Muy cerca de estos restos musulmanes, calle arriba, en el número 6 de la calle Mesón del Moro, existe otro ejemplo de baño islámico convertido en restaurante con enorme éxito de integración y contemplación de los restos: el San Marcos, donde una vez estuvo el llamado baño de la Judería. Con muros de ladrillo, la cubierta es de bóveda de cañón y conserva las lumbreras con estrellas de ocho puntas. Estos baños que hoy pueden disfrutarse por los clientes de este establecimiento no aparecen en la historiografía, ya que fueron descubiertos a finales de los años 60. A comienzos del siglo XX eran usados como almacén de herrería y fueron restaurados en los años 70 para pasar a funcionar después como restaurante. Los vestigios de este baño se reducen a una sala rectangular, con dos atajos en los extremos, separados por sendos arcos de herradura. Adosada a la pileta suroeste hay una pequeña sala con bóveda de cañón que también debió formar parte del antiguo «hammam». Otros restos de estos baños aparecen también por fincas colindantes, en su subsuelo y en paramentos interiores. En el número 10, por ejemplo, surgieron restos de estos baños en unas obras de rehabilitación realizadas hace décadas.

Otro bello ejemplo lo conforman los conocidos como los Baños de la Reina Mora, un tesoro islámico en pleno barrio de San Vicente, con columnata datada en el siglo XIII. Esas columnas de la galería porticada fueron desplazadas, quedando evidencias de que el patio de «hamman» debió ser algo menor. Eso sí, la instalación medieval en su conjunto sí tuvo una superficie notable, equiparable con pocos baños árabes de la Península Ibérica, con bóvedas de cañón rebajadas y lumbreras. Estos restos sí han sido profusamente estudiados a lo largo de la historia.

El baño islámico de San Ildefonso —por estar situados en el tramo de la calle Boteros más cercano a ese templo— es el otro gran «hammam» destacado de aquella ciudad medieval del que se conserva documentación.
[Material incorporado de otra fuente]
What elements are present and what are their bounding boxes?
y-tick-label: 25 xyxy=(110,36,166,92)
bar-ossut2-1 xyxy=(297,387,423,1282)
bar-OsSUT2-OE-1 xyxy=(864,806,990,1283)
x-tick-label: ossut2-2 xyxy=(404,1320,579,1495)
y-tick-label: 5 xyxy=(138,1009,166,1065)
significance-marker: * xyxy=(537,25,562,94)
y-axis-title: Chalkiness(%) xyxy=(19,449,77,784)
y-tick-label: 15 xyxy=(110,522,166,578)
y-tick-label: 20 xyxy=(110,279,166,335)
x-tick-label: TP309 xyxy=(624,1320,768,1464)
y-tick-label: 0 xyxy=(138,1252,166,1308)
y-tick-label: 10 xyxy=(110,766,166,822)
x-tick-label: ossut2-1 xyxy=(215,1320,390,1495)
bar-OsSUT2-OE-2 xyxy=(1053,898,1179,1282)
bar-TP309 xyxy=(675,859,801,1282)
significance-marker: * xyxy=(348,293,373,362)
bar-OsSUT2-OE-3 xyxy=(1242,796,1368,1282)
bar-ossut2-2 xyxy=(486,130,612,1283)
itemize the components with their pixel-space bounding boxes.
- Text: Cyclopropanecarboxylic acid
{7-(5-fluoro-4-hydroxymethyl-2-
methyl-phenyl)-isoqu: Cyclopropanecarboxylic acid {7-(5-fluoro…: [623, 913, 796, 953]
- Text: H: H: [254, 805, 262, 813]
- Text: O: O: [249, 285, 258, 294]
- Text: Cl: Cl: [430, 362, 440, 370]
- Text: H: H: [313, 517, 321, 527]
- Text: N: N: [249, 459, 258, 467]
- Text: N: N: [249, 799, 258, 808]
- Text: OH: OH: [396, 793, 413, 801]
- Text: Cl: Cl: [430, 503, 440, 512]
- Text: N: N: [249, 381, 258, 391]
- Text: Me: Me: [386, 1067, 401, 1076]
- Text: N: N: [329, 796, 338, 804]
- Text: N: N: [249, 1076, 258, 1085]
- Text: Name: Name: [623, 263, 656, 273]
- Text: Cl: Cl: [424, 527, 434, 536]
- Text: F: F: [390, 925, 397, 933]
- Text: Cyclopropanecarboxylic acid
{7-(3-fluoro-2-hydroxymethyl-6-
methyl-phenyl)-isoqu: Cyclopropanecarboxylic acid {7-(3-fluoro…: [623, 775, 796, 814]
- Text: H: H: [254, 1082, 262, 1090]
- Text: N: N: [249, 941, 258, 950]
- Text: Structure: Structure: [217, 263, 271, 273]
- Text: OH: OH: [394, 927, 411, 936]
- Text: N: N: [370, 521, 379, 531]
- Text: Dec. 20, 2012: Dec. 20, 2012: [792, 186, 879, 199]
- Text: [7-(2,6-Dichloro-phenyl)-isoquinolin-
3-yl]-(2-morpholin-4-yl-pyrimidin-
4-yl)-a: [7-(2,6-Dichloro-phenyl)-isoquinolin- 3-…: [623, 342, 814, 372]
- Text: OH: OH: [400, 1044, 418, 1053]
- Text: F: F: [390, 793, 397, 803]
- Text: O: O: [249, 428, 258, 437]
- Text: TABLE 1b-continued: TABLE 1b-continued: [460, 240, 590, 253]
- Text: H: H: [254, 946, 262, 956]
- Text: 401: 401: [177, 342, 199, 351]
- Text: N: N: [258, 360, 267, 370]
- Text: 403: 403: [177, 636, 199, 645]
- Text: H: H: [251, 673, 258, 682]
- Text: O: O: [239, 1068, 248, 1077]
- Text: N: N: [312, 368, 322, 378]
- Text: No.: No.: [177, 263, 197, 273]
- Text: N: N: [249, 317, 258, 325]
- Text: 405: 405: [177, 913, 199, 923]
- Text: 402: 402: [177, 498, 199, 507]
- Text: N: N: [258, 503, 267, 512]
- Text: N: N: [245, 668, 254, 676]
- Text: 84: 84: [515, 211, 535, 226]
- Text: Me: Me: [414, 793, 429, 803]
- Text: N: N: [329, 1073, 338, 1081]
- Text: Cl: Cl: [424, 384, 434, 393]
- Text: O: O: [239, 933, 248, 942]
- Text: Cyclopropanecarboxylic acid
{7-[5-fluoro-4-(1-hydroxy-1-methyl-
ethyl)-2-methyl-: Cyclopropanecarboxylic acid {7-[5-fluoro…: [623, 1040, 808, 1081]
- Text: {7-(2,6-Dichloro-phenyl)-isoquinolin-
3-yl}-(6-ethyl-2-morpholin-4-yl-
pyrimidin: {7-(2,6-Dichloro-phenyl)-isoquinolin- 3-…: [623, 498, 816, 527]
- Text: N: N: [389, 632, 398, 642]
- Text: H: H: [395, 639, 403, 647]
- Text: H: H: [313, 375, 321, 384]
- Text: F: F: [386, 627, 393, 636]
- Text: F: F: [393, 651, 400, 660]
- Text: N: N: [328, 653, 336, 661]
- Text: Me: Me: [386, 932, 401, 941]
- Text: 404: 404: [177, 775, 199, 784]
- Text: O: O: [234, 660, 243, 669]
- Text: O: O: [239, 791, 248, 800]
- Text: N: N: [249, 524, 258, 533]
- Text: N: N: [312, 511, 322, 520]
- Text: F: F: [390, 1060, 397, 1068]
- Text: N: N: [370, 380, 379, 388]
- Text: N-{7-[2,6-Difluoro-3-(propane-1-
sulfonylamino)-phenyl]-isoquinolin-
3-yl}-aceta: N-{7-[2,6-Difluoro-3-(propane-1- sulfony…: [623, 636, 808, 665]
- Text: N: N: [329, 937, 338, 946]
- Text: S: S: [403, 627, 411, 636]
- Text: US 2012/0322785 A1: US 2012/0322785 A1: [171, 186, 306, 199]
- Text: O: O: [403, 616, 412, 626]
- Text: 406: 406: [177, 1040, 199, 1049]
Fue donado a la reina doña Juana el repartimiento de Sevilla y usado como baño hasta el siglo XVI, cayendo luego en desuso y siendo derruidos en 1762.

Otro de los baños árabes sería la propia sala de las abluciones de la mezquita aljama, que fue descubierta en octubre de 1994 y cuyos restos están bajo el pavimento de la plaza Virgen de los Reyes. También se mantienen conservados como bodega subterránea otros baños medievales bajo un bar del número 20 de Santa María la Blanca, junto a la propia iglesia de ese nombre, con una sala rectangular con bóveda de cañón y en los extremos dos salas laterales.